Séoul s’est retrouvé au cœur d’une vive polémique diplomatique après des déclarations concernant la politique de « une seule Chine ». Des critiques acerbes ont été formulées par un député du Parti du pouvoir du peuple, suscitant une riposte du chef du Parti de l’innovation de la patrie, Cho Kuk, qui dénonce une instrumentalisation des sentiments anti-chinois.
Le représentant Cho Kuk a vivement réagi sur Facebook aux propos de Joo Jin-woo, député du Parti du pouvoir du peuple, qui avait critiqué le soutien affiché par le directeur du Bureau de la sécurité nationale, Wi Seong-rak, au principe d’une seule Chine. Selon Joo Jin-woo, cette position impliquerait un abandon des relations avec le Japon et Taïwan au profit d’une politique exclusivement tournée vers la Chine.

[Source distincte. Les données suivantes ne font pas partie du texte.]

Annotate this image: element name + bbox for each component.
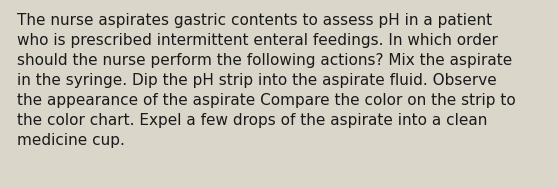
Text: The nurse aspirates gastric contents to assess pH in a patient
who is prescribed: The nurse aspirates gastric contents to … [17, 13, 516, 148]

Il avait déclaré : « Nous ne pouvons pas protéger nos intérêts nationaux avec un comportement pro-chinois aussi flagrant. »
Cho Kuk a qualifié Joo Jin-woo de « porte-parole des forces d’extrême droite qui vivent de sentiments anti-Chine et anti-Chinois ». Il a rappelé que la déclaration sur « une seule Chine » figure déjà dans l’accord diplomatique conclu entre la Corée et la Chine en 1992, sous l’administration de Roh Tae-woo. « La déclaration conjointe de 1992 comprend la phrase : ‘Nous respectons la position de la Chine selon laquelle il n’y a qu’une seule Chine et que Taïwan fait partie de la Chine’ et que ‘c’est la position officielle constante que tous les gouvernements coréens ont maintenue’ », a-t-il précisé.
La controverse a été alimentée par une déclaration du président Lee, accordée à la Télévision centrale de Chine (CCTV), où il a affirmé que l’accord conclu lors de l’établissement des relations diplomatiques entre la Corée et la Chine restait valable. Il a ajouté : « Je respecte également ‘une seule Chine’ », précisant qu’il s’agissait de respecter la position de Taïwan en tant que partie intégrante de la Chine, et non de reconnaître le principe d’une seule Chine en tant que tel.
Cho Kuk a également critiqué d’autres figures du Parti du pouvoir du peuple, notamment Na Kyung-won, pour avoir exigé la fermeture de la salle de données Xi Jinping à l’Université nationale de Séoul. Il a dénoncé cet acte comme une nouvelle manifestation d’une attitude préjudiciable au pays, rappelant que cette salle avait été créée en 2015 grâce à un don de 10 000 livres et de matériel vidéo du président chinois Xi Jinping.
Selon Cho Kuk, ces attaques reflètent une stratégie consistant à raviver des sentiments anti-chinois pour se maintenir en vue, une tactique similaire à celle utilisée par le passé pour justifier des régimes autoritaires en exploitant des sentiments anti-Corée du Nord.